A practical costing tool is available from the UK Data Archive. Based on this costing tool, Utrecht University has developed a guide to calculate the costs of data management. You can use those guides as well to estimate the costs needed specifically for RDM.

Most material costs of the storage solutions offered by the VU are covered centrally (up to 500 GB), but if you need to specify the costs for your project, look at the 🔒 Research & Archiving Storage Cost Model

Examples to put in a data management plan:

Data Stage Dataset Type of data Costs
Raw data Interviews Audio files Audio equipment rental
Location rental costs
Data storage & backup
Processed data Transcription of interviews Word files Personnel costs: hiring research assistants for manual entry
Data storage & backup
Analysis software R script Personnel costs: programmer to write a programme to mine the data
Analysed data Regression graphic Photoshop files Software costs
Project Website HTML, Java Hosting fee
Personnel to build initial website

RDM Requirements

If you do research at the VU, you may be subject to the requirements for Research Data Management formulated by various parties. Please check which requirements apply to your research project.

Many funders have specific requirements for RDM. The exact requirements vary by funder. They usually include a Data Management Section in the project proposal and a Data Management Plan (DMP) after funding has been granted. As funding agencies invest financially in your research project, they often have demands concerning research integrity, data quality, data publication and reusability. As research output, data are often compared to a kind of public good that should be made available to the community for re-use if possible. Always check what demands are set by a funder before you apply.

Funding agencies

Data management section in project proposal

At a grant application, some funders request a short data section in your project proposal or an outline of a Data Management Plan. Without these your proposal will not be eligible for review.

Data Management Plan

In a Data Management Plan (DMP; see also the section Data Management Plan) you explain how you will handle your research data. Check with your funder at what stage a DMP has to be submitted and how it should be composed. VU has a DMP template that has been acknowledged by NWO, ZonMw and ERC. We recommend you to use this VU template.

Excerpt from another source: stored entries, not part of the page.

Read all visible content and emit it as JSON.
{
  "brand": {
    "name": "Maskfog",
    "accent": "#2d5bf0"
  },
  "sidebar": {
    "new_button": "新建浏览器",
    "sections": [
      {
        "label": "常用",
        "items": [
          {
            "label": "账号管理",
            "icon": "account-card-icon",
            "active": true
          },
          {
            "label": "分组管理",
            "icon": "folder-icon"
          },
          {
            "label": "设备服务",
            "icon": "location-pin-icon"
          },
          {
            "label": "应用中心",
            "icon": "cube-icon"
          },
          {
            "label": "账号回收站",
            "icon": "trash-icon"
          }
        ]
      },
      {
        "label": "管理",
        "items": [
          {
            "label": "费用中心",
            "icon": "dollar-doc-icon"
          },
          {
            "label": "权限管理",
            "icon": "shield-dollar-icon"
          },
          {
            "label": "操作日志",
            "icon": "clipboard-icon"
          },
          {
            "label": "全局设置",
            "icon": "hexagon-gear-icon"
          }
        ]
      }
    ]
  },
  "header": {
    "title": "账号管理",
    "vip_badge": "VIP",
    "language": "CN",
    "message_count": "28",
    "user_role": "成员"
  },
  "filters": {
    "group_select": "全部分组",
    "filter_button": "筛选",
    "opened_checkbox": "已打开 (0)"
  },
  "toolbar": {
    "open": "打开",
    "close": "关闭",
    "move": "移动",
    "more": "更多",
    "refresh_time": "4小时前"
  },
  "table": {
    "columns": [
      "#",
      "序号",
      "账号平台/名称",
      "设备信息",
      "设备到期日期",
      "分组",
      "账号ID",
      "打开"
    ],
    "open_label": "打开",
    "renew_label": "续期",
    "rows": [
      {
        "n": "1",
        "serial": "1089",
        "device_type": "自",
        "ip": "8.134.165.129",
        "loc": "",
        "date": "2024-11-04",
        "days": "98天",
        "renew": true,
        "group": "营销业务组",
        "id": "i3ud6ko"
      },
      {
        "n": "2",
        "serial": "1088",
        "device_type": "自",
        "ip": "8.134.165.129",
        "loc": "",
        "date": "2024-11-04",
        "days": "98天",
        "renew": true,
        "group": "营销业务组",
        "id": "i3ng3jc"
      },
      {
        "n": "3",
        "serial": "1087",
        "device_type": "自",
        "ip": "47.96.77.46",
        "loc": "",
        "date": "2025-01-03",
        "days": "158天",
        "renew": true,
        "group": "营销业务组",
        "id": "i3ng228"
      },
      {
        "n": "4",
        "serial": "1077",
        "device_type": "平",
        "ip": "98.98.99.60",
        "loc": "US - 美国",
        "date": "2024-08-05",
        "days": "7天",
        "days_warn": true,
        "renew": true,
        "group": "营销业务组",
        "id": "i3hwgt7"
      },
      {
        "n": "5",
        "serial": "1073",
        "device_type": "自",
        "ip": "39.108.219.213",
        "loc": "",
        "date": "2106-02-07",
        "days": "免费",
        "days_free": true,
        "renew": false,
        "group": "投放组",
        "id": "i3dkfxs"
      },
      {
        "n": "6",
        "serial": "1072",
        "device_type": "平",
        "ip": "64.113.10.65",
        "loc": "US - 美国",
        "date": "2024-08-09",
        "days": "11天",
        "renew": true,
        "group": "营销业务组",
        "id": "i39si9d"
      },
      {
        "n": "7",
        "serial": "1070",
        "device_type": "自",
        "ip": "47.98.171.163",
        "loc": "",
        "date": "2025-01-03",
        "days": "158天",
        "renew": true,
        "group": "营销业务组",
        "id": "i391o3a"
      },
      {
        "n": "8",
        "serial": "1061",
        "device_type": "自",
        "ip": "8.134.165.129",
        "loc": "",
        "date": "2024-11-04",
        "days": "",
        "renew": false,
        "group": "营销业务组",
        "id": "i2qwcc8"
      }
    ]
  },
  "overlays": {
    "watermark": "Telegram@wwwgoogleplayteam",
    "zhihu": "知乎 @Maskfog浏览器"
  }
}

See the DMP page for more information and instructions on how to select this template in DMPonline.

The tool DMPonline can be used to access and fill in a DMP template. You can also write a DMP in collaboration and invite a third party to comment or give feedback on your DMP. You can use the button ‘Request feedback’ to ask for feedback from a data steward. In order to write a DMP, you need to create your own account.

Overview of funders’ RDM requirements and DMP templates

The Consortium of European Social Science Data Archives (CESSDA) presents a comprehensive overview of data management requirements and templates of the main Dutch and European funding bodies. This is helpful if you want to quickly find more information. However, make sure you always check the details that you receive in the documentation of your actual funding agency, so that you are aware of all up-to-date requirements.

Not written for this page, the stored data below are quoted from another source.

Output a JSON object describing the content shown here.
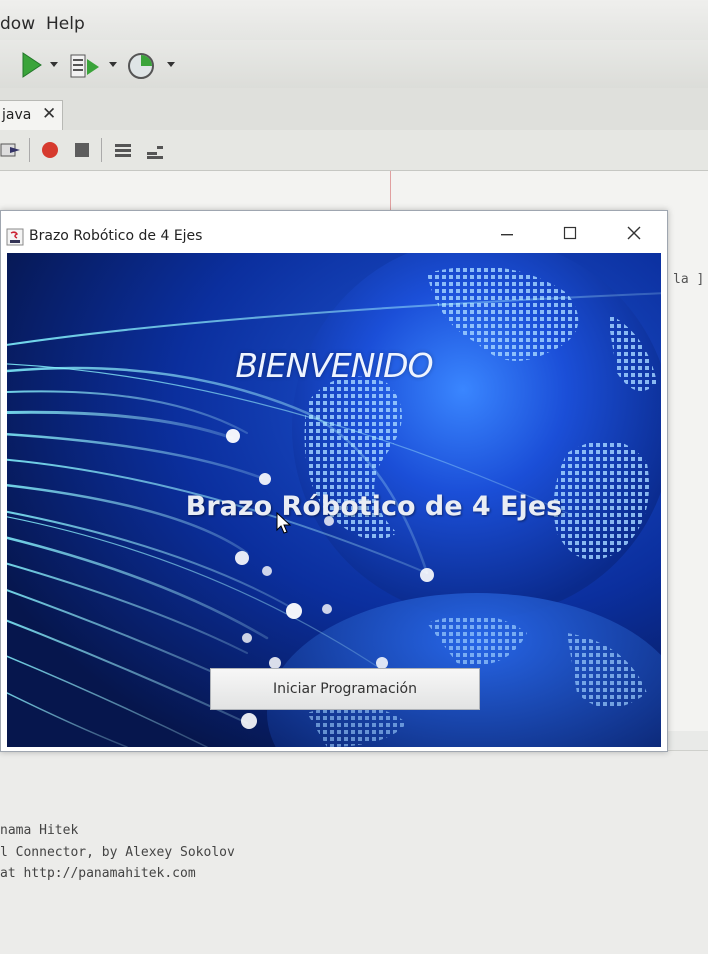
{
  "ide": {
    "menu": [
      "dow",
      "Help"
    ],
    "tab": {
      "label": "java",
      "close": "✕"
    },
    "side_text": "la ]",
    "output_lines": [
      "nama Hitek",
      "l Connector, by Alexey Sokolov",
      "at http://panamahitek.com"
    ]
  },
  "window": {
    "title": "Brazo Robótico de 4 Ejes",
    "minimize": "—",
    "maximize": "☐",
    "close": "✕"
  },
  "content": {
    "welcome": "BIENVENIDO",
    "subtitle": "Brazo Róbotico de 4 Ejes",
    "start_button": "Iniciar Programación"
  },
  "colors": {
    "run_green": "#3aa43a",
    "record_red": "#d63a2e",
    "globe_blue": "#1c4fd6"
  }
}
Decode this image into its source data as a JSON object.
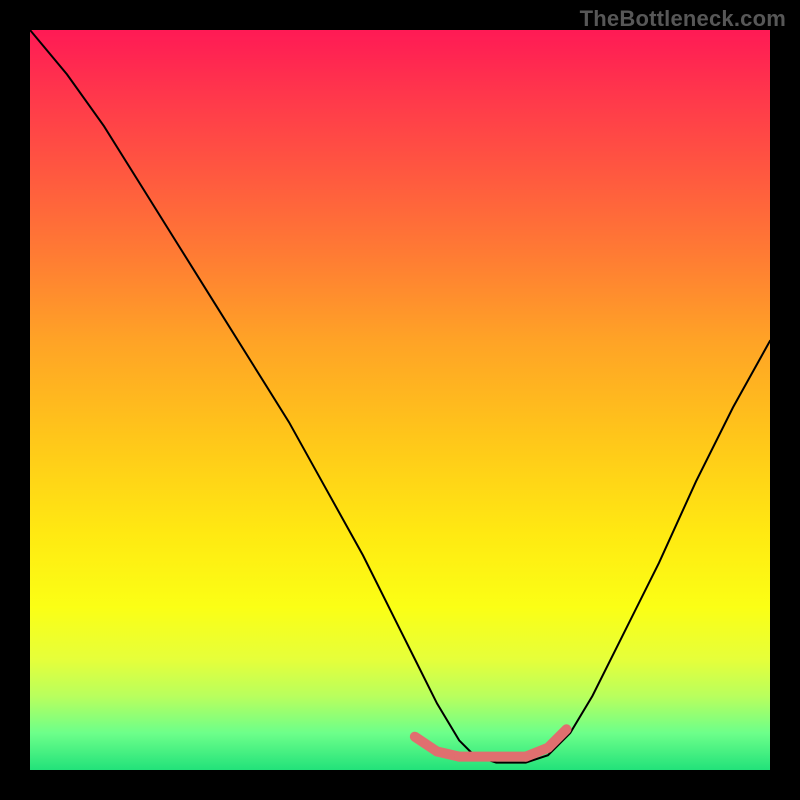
{
  "watermark": "TheBottleneck.com",
  "colors": {
    "marker": "#e06f6f",
    "curve": "#000000",
    "background": "#000000"
  },
  "chart_data": {
    "type": "line",
    "title": "",
    "xlabel": "",
    "ylabel": "",
    "xlim": [
      0,
      100
    ],
    "ylim": [
      0,
      100
    ],
    "grid": false,
    "legend": false,
    "series": [
      {
        "name": "bottleneck-curve",
        "x": [
          0,
          5,
          10,
          15,
          20,
          25,
          30,
          35,
          40,
          45,
          50,
          52,
          55,
          58,
          60,
          63,
          67,
          70,
          73,
          76,
          80,
          85,
          90,
          95,
          100
        ],
        "y": [
          100,
          94,
          87,
          79,
          71,
          63,
          55,
          47,
          38,
          29,
          19,
          15,
          9,
          4,
          2,
          1,
          1,
          2,
          5,
          10,
          18,
          28,
          39,
          49,
          58
        ]
      }
    ],
    "markers": [
      {
        "name": "optimum-segment-1",
        "x": [
          52,
          55
        ],
        "y": [
          4.5,
          2.5
        ]
      },
      {
        "name": "optimum-segment-2",
        "x": [
          55,
          58
        ],
        "y": [
          2.5,
          1.8
        ]
      },
      {
        "name": "optimum-segment-3",
        "x": [
          58,
          67
        ],
        "y": [
          1.8,
          1.8
        ]
      },
      {
        "name": "optimum-segment-4",
        "x": [
          67,
          70
        ],
        "y": [
          1.8,
          3.0
        ]
      },
      {
        "name": "optimum-segment-5",
        "x": [
          70,
          72.5
        ],
        "y": [
          3.0,
          5.5
        ]
      }
    ]
  }
}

Publishing your data and terms of use

Normally a funder requires you to publish your data in a data repository at the end of the project (unless this is prohibited by legislation). For that reason, DMP templates usually include the following questions:

  • where your dataset can be found
  • whether your dataset has a Persistent Identifier
  • how your data are documented
  • whether your data may be reused freely or not and which terms and conditions apply

Please consider your funder’s data publishing requirements, so that you can take the necessary steps before and during your research project. For example, if you are working with personal data and you want to publish them in a data repository, this needs to be included in the informed consent forms that your participants have to sign.

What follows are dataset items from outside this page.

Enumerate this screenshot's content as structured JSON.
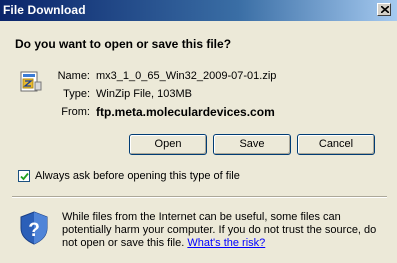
{
  "window": {
    "title": "File Download"
  },
  "dialog": {
    "question": "Do you want to open or save this file?",
    "labels": {
      "name": "Name:",
      "type": "Type:",
      "from": "From:"
    },
    "file": {
      "name": "mx3_1_0_65_Win32_2009-07-01.zip",
      "type": "WinZip File, 103MB",
      "from": "ftp.meta.moleculardevices.com"
    },
    "buttons": {
      "open": "Open",
      "save": "Save",
      "cancel": "Cancel"
    },
    "checkbox": {
      "label": "Always ask before opening this type of file",
      "checked": true
    },
    "warning": {
      "text": "While files from the Internet can be useful, some files can potentially harm your computer. If you do not trust the source, do not open or save this file.",
      "link": "What's the risk?"
    }
  }
}
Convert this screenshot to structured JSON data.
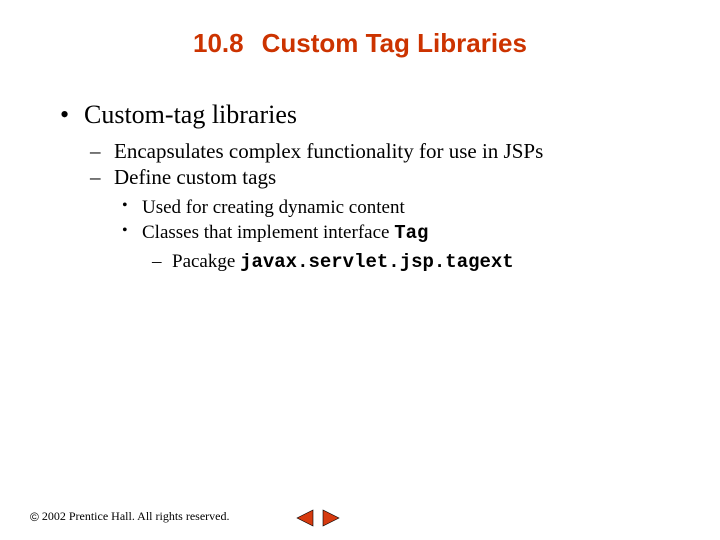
{
  "title": {
    "section_number": "10.8",
    "heading": "Custom Tag Libraries"
  },
  "bullets": {
    "lvl1": "Custom-tag libraries",
    "lvl2a": "Encapsulates complex functionality for use in JSPs",
    "lvl2b": "Define custom tags",
    "lvl3a": "Used for creating dynamic content",
    "lvl3b_prefix": "Classes that implement interface ",
    "lvl3b_code": "Tag",
    "lvl4_prefix": "Pacakge ",
    "lvl4_code": "javax.servlet.jsp.tagext"
  },
  "footer": {
    "copyright_symbol": "©",
    "text": "2002 Prentice Hall. All rights reserved."
  },
  "nav": {
    "prev": "previous",
    "next": "next"
  },
  "colors": {
    "title": "#cc3300",
    "nav_fill": "#d63a0f",
    "nav_stroke": "#000000"
  }
}
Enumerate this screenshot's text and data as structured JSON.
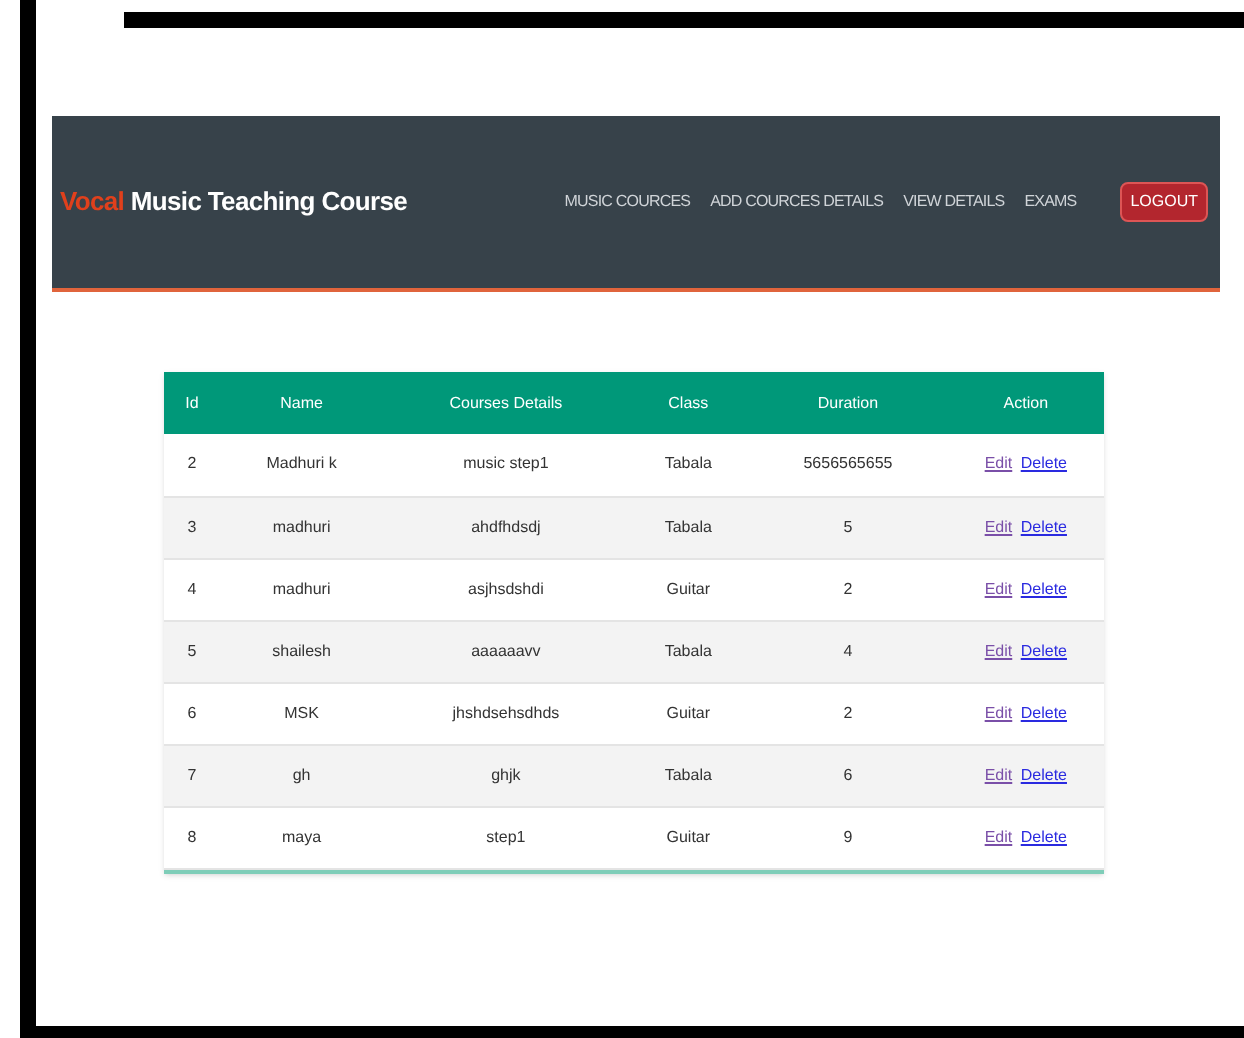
{
  "brand": {
    "accent": "Vocal",
    "rest": "Music Teaching Course"
  },
  "nav": [
    {
      "label": "MUSIC COURCES"
    },
    {
      "label": "ADD COURCES DETAILS"
    },
    {
      "label": "VIEW DETAILS"
    },
    {
      "label": "EXAMS"
    }
  ],
  "logout": "LOGOUT",
  "table": {
    "columns": [
      "Id",
      "Name",
      "Courses Details",
      "Class",
      "Duration",
      "Action"
    ],
    "rows": [
      {
        "id": "2",
        "name": "Madhuri k",
        "details": "music step1",
        "class": "Tabala",
        "duration": "5656565655",
        "edit": "Edit",
        "delete": "Delete",
        "edit_visited": true
      },
      {
        "id": "3",
        "name": "madhuri",
        "details": "ahdfhdsdj",
        "class": "Tabala",
        "duration": "5",
        "edit": "Edit",
        "delete": "Delete",
        "edit_visited": true
      },
      {
        "id": "4",
        "name": "madhuri",
        "details": "asjhsdshdi",
        "class": "Guitar",
        "duration": "2",
        "edit": "Edit",
        "delete": "Delete",
        "edit_visited": true
      },
      {
        "id": "5",
        "name": "shailesh",
        "details": "aaaaaavv",
        "class": "Tabala",
        "duration": "4",
        "edit": "Edit",
        "delete": "Delete",
        "edit_visited": true
      },
      {
        "id": "6",
        "name": "MSK",
        "details": "jhshdsehsdhds",
        "class": "Guitar",
        "duration": "2",
        "edit": "Edit",
        "delete": "Delete",
        "edit_visited": true
      },
      {
        "id": "7",
        "name": "gh",
        "details": "ghjk",
        "class": "Tabala",
        "duration": "6",
        "edit": "Edit",
        "delete": "Delete",
        "edit_visited": true
      },
      {
        "id": "8",
        "name": "maya",
        "details": "step1",
        "class": "Guitar",
        "duration": "9",
        "edit": "Edit",
        "delete": "Delete",
        "edit_visited": true
      }
    ]
  }
}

Local requirements from your university and faculty

The VU is committed to support research that meets the highest requirements of replicability and transparency. The FAIR data principles, the purpose of which is to render research data Findable, Accessible, Interoperable and Reusable, the General Data Protection Regulation (GDPR) and the principles of Open Science are at the foundation of the Research Data Management (RDM) policy of the VU.

In addition to the central policy for RDM, faculties of the VU also have developed their own implementation of this policy.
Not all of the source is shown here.